Remercier aussi les organisateurs, les responsables du Salon Mondial du Tourisme ainsi que les groupes Air France et Accor qui ont pris leur part matérielle à la réussite de cette journée.
Remercier les nombreux participants dont la présence nous a montré à quel point le thème de ces Rencontres était pertinent et utile.

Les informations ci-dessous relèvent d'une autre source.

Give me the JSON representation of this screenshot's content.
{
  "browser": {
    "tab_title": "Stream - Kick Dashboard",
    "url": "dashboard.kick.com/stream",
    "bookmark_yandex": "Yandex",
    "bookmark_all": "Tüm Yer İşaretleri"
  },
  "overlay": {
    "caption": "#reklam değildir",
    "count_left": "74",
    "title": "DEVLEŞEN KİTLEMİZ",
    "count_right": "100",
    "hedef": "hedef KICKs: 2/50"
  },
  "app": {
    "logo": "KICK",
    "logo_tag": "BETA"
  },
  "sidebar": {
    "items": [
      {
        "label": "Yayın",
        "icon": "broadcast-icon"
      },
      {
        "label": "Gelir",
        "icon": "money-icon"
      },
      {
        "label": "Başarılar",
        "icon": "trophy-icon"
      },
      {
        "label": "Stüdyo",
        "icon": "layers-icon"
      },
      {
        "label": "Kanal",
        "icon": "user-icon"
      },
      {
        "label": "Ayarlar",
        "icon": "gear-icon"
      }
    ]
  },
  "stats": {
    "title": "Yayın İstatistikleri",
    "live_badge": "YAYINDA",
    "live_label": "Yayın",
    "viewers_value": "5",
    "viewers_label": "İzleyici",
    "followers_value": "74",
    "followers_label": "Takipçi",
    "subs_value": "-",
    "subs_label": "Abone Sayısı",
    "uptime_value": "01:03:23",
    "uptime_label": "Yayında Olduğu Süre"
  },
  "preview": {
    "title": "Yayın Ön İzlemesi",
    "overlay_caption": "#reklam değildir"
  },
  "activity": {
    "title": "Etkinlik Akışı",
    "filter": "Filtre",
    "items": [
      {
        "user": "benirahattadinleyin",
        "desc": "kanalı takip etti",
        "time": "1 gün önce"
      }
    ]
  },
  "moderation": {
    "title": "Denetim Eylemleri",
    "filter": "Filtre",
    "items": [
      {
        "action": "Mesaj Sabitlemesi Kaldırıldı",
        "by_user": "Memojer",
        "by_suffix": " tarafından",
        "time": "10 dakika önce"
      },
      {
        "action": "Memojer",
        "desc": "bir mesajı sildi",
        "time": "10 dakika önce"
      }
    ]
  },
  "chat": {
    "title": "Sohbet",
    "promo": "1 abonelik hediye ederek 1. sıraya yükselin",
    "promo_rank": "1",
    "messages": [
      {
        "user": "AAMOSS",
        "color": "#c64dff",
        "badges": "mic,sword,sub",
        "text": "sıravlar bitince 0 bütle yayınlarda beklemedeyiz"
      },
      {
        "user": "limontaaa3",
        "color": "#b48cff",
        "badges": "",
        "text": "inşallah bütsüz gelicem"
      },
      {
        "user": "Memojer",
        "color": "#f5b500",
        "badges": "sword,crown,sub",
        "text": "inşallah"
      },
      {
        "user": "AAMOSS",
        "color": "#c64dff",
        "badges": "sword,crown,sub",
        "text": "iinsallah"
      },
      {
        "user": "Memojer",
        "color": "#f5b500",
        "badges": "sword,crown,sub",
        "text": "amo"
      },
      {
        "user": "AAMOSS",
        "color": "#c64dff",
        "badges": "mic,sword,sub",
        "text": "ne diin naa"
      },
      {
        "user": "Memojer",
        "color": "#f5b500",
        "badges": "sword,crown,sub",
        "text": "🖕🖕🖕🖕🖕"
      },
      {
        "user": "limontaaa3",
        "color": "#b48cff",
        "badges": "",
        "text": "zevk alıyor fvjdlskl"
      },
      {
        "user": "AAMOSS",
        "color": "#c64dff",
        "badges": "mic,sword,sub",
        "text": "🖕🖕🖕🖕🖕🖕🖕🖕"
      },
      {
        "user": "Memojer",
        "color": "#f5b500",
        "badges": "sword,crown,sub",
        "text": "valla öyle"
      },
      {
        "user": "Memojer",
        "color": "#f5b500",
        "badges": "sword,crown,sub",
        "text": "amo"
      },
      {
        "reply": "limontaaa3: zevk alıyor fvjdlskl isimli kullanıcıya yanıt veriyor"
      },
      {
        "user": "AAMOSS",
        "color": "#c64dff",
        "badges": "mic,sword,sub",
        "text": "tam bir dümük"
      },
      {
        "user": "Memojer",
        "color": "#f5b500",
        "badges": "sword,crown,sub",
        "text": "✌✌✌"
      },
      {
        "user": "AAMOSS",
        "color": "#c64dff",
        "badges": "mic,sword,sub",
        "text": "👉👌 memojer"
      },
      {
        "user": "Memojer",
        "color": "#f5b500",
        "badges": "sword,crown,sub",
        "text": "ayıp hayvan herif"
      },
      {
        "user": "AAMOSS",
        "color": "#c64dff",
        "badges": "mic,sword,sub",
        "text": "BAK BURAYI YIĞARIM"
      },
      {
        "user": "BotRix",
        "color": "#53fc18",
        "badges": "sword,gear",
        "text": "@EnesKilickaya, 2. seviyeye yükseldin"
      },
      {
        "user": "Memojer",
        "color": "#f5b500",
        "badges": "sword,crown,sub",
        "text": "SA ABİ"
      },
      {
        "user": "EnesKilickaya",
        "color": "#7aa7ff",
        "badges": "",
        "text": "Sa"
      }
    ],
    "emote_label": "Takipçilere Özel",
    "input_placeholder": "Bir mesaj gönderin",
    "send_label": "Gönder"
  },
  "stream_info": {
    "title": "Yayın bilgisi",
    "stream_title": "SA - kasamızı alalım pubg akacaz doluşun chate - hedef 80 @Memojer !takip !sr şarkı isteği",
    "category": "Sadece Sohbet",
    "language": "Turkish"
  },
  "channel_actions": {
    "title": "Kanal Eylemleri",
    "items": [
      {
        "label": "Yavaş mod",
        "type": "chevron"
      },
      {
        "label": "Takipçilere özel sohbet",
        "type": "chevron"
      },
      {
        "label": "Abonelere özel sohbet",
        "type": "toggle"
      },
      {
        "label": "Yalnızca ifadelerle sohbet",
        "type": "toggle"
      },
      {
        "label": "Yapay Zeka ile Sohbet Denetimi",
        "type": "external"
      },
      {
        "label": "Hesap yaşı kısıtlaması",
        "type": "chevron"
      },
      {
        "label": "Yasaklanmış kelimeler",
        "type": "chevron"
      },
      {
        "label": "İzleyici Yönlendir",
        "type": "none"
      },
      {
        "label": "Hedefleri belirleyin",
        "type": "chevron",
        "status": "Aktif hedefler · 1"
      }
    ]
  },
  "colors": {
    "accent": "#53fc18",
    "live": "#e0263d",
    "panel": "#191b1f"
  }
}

Nos travaux ont été riches : riche par la qualité des intervenants, par l'extrême diversité des perspectives d'analyse et des témoignages, par le dialogue avec les participants. Des échanges aussi productifs se prêtent difficilement à une synthèse qui ne soit pas réductrice. Aussi, je m'abstiendrai de cet exercice. Je vous livrerai simplement quelques réflexions et propositions que m'ont inspiré vos travaux et susceptibles de contribuer à répondre à notre recherche : comment progresser dans l'application des principes de durabilité et d'éthique du tourisme auxquels nous croyons ?
***
La réussite d'une politique dépend de plusieurs paramètres dont le premier est celui de la volonté. La multitude d'initiatives prises, depuis deux décennies environ, par les acteurs publics et privés, aux niveaux international, régional, national, local - que le document intitulé "Etat des lieux" présente - témoignent d'un consensus quasi universel sur les principes régissant le tourisme durable. Cette volonté partagée s'est renforcée au lendemain des événements dramatiques du 11 septembre qui ont renouvelé la réflexion sur la mondialisation et sur ses modes de régulation. Elle constitue sans doute le plus grand atout pour l'application concrète des principes d'éthique et de durabilité appliqués au tourisme.
Mais bien évidemment, la réussite est aussi fonction des moyens de la politique. Dans le domaine du tourisme durable nous bénéficions de nombreux outils de travail qu'il s'agit de renforcer et de rendre plus opérationnels. Je soumets à votre approbation quelques pistes de travail.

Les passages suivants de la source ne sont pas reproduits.